Les zélotes de la langue ne pourraient-ils pas choisir d'autres cibles que les plus humbles des immigrants? Ces temps-ci, ils ont les dépanneurs dans leur mire. Ensuite, ce sera quoi? Les femmes de ménage philippines?

Samedi, à l'invitation des « Jeunes patriotes du Québec », une trentaine de personnes ont manifesté devant le dépanneur De l'Église, à Verdun, après qu'un client se fut plaint de ne pas avoir été servi en français.

Dans la vidéo tournée par The Gazette (le seul journal à avoir rendu compte de l'événement), on les voit chanter le couplet de la Marseillaise qui débute par « Aux armes, citoyens! » en agitant le drapeau des Patriotes qui servit naguère d'emblème au FLQ.
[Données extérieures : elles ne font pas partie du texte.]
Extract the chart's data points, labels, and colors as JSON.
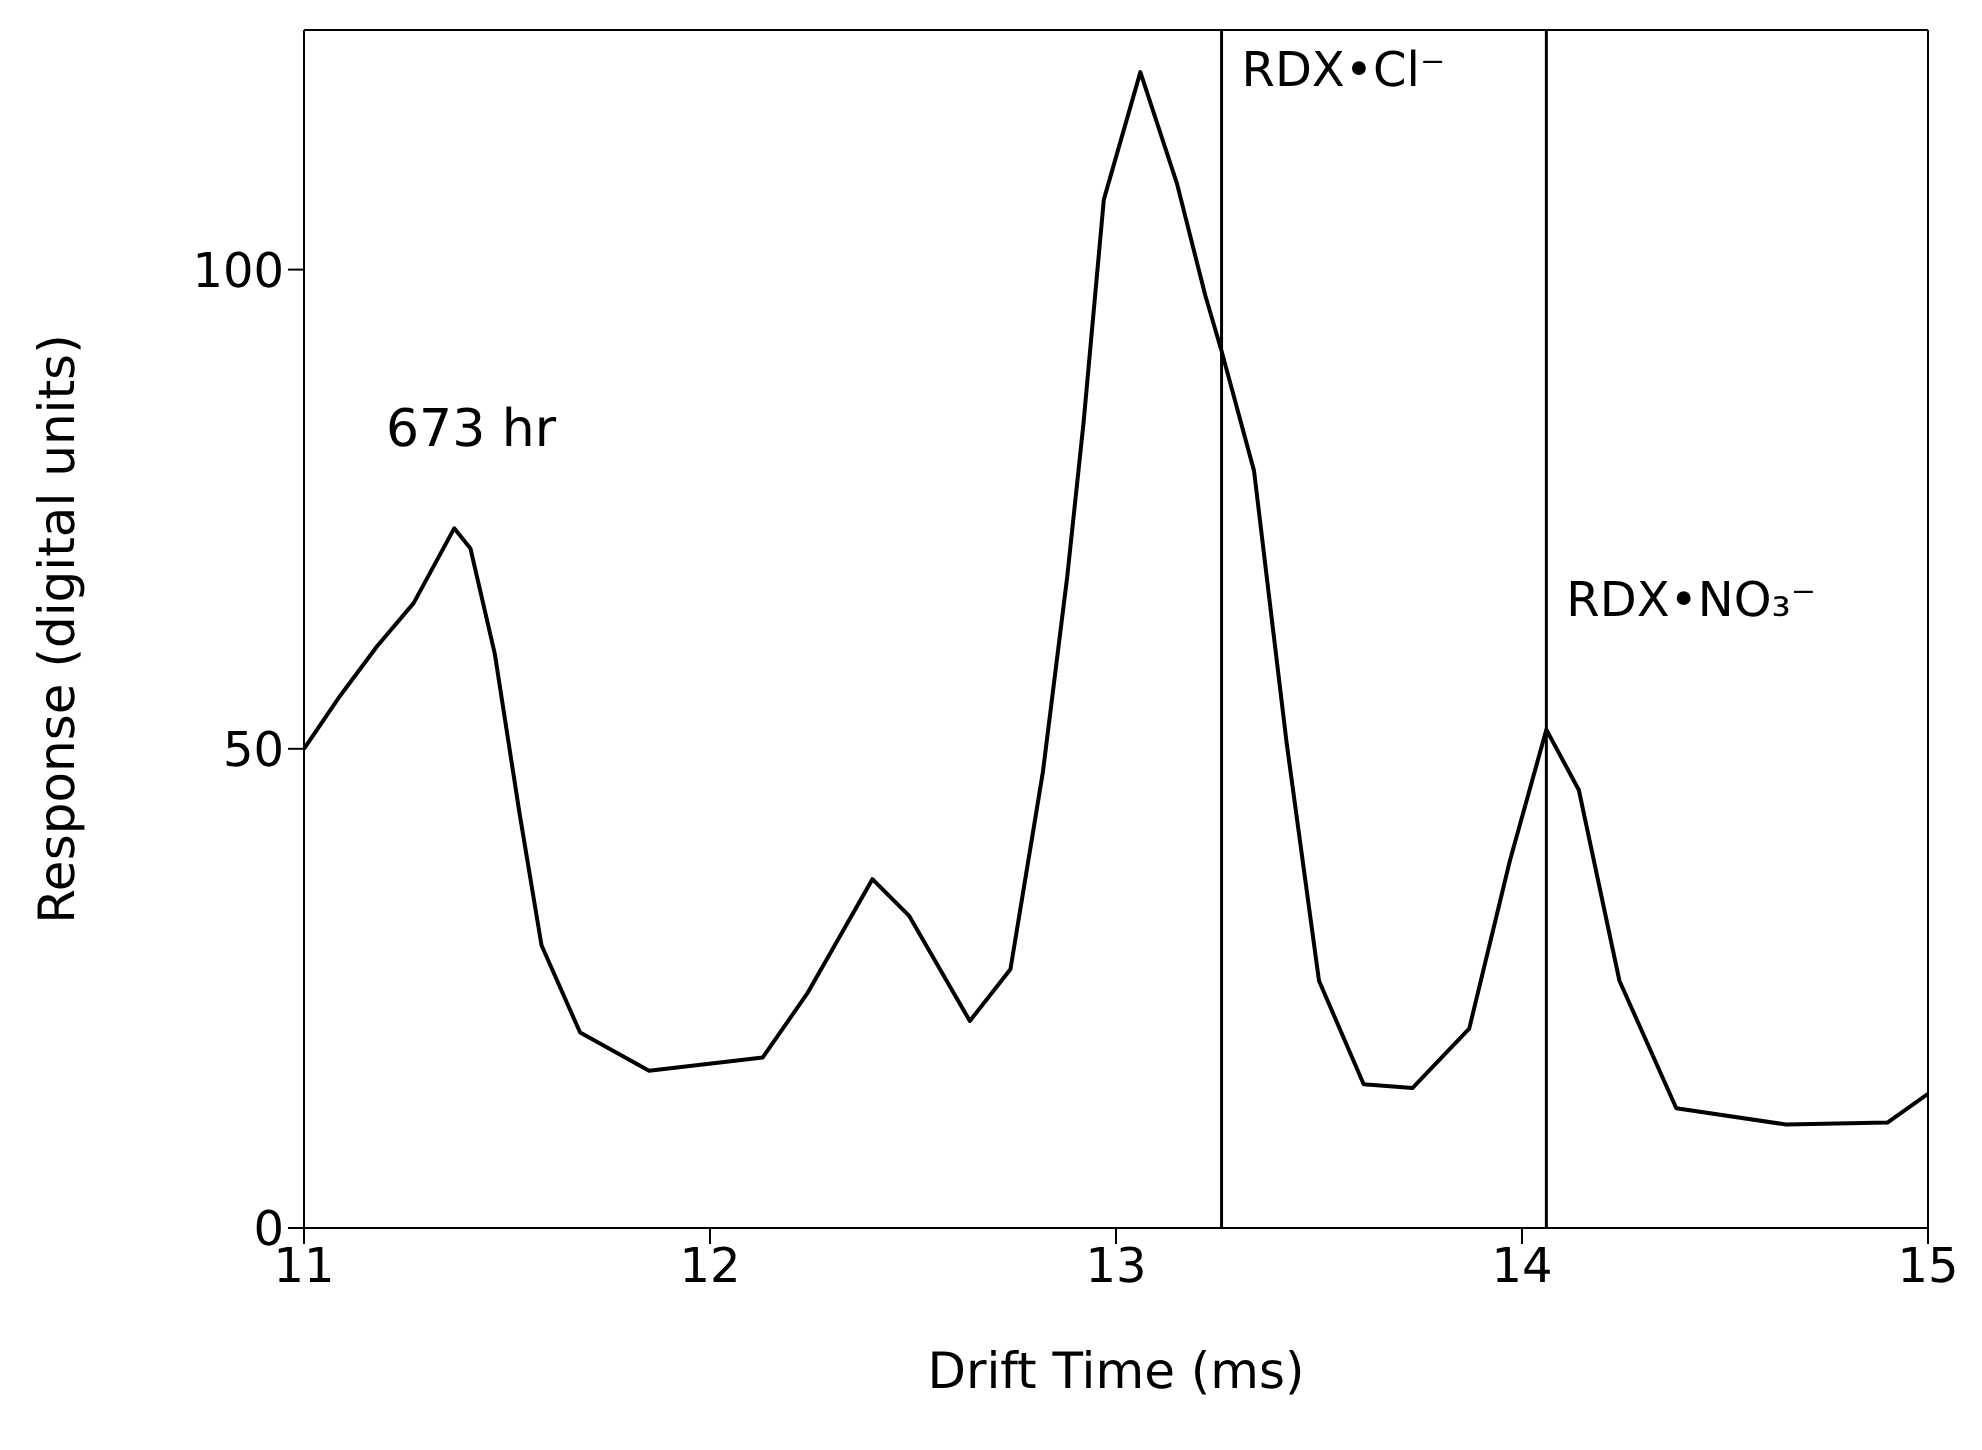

Trente petits bourgeois contre un immigré installé dans un quartier ouvrier multiethnique. Joli spectacle.

Ce grave scandale (un dépanneur unilingue dans un quartier bourré de dépanneurs) a été exposé par Benoît Dutrizac, animateur-vedette de 98,5 FM, dont le fonds de commerce est la défense tous azimuts de la langue, à la suite de la plainte d'un client.

La réalisatrice de l'émission a appelé le dépanneur en ondes en se faisant passer pour une cliente. L'homme qui a répondu ne parlait qu'un anglais sommaire. Quand la réalisatrice lui a demandé pourquoi il ignorait le français, son interlocuteur s'est fâché et lui a dit d'aller se plaindre au gouvernement, tout en lâchant une bordée d'injures envers ceux qui boivent de la bière, fument des cigarettes et vivent sur le BS alors que lui, un immigrant, a une entreprise.

Notons bien que tout ce temps, la conversation était diffusée en ondes à l'insu de ce pauvre type, qui tout à coup s'est retrouvé dans le rôle de l'ennemi public numéro un, stigmatisé par l'animateur le plus populaire de la radio du midi.

Dutrizac a ensuite appelé l'Office de la langue française, qui a promis de faire enquête. Théoriquement, le dépanneur pourrait encourir une amende de 1500 à 20 000 $.

Ainsi donc, dans notre société où la délation est élevée au rang de vertu, un immigrant de fraîche date dont les enfants sont à l'école française et deviendront des citoyens bilingues ou trilingues, se trouve confronté en même temps à la toute-puissance de l'État, à la radio la plus influente de Montréal et à la vindicte populaire, avec le risque de perdre le petit commerce qui fait vivre sa famille.

Les dépanneurs, ou les « convenience stores », ailleurs en Amérique, sont la porte d'entrée des immigrants les plus pauvres, parce que l'investissement est relativement modeste et qu'ils disposent d'une main-d'oeuvre familiale. Partout, à New York comme à Montréal ou Vancouver, ils connaissent mal la langue du pays. Ils tirent le diable par la queue et n'ont pas le temps d'aller suivre des cours.

Qu'on s'en prenne aux vice-présidents de la Caisse et aux banquiers qui ignorent le français et ne se donnent pas la peine de l'apprendre, eux qui ont toute possibilité de le faire. Qu'on s'en prenne aux gros, pas aux petits!

Le fait qu'il y a 50 ans, les Canadiens français se sont fait manger la laine sur le dos n'est pas une excuse à l'intolérance. Passons l'éponge sur ces petits manquements qui, du reste, menacent beaucoup moins l'avenir du français que la langue en voie de créolisation qui est devenue le dialecte des gens branchés.

Une société civilisée ne s'attaque pas aux gens les plus vulnérables. C'est lâche, c'est mesquin, c'est aussi contre-productif, car si des cas du genre se multiplient, le Québec aura vite fait de s'attirer la réputation d'une petite société intolérante et xénophobe.